How much can I borrow? +

The amount you’ll be eligible to borrow will depend on your personal circumstances – if you have a poor or limited credit history, you may not be able to borrow as much as someone with a good credit history.

How long can I take out a loan for? +

The length of your loan can vary depending on the type of loan you take out and the provider you choose, but it could be anywhere between a year and ten years. Taking out a loan for a longer period of time may reduce your monthly payments, but you may end up paying more for the loan due to interest payments.

How do I know if I'm eligible for a loan? +

Different lenders and different types of loans will have varying requirements, but in general whether or not you qualify will depend on your personal details and your credit history.

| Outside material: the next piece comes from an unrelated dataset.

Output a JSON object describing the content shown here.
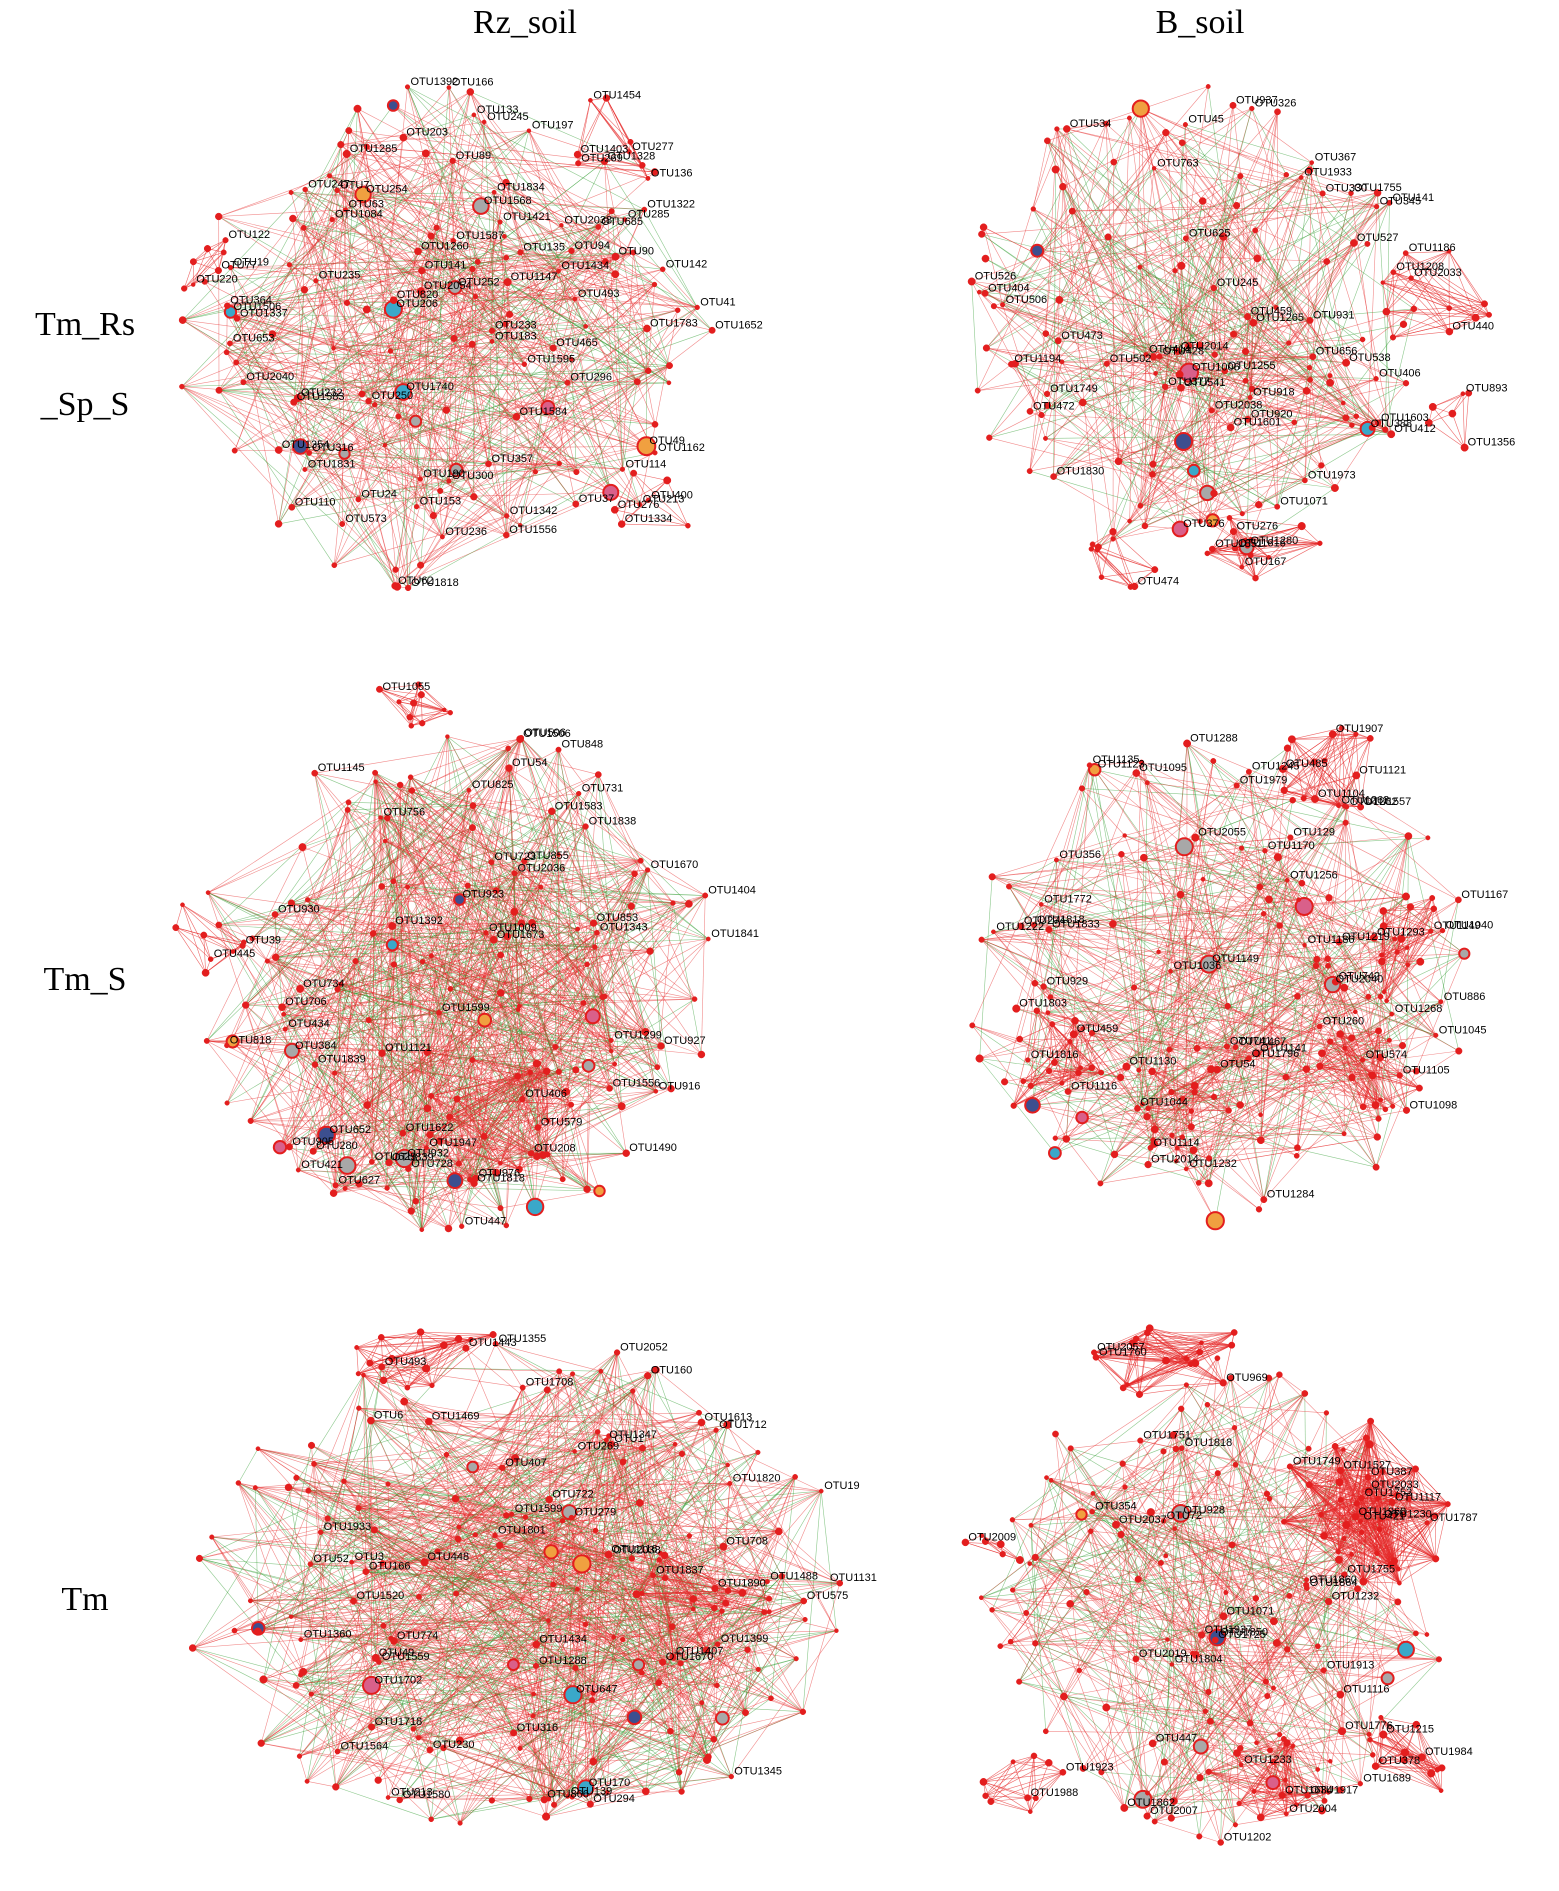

However you can always compare loans on MoneySuperMarket – all you need to do is answer a few questions about the loan you want to take out and you’ll be given a tailored list, which you can sort by interest rates and the likelihood of your application being accepted.

How do I apply for a loan? +

You can generally apply for loans by contacting the provider you choose – either by calling through the phone, sending an application form through the post, applying online, or dropping in to their branch (if they have one) to apply in person.

what if I miss repayments? +

Missing repayments can mean you might be fined by your lender, and it could also end any low or zero interest incentives you have. It may even lead to a hike in the interest rate you’ll make future repayments at.

What is debt consolidation? +

Debt consolidation is when you take out a single loan to repay the debts you have with different providers – this way you can pay off the debt with a single monthly repayment, rather than lots of repayments to a variety of lenders.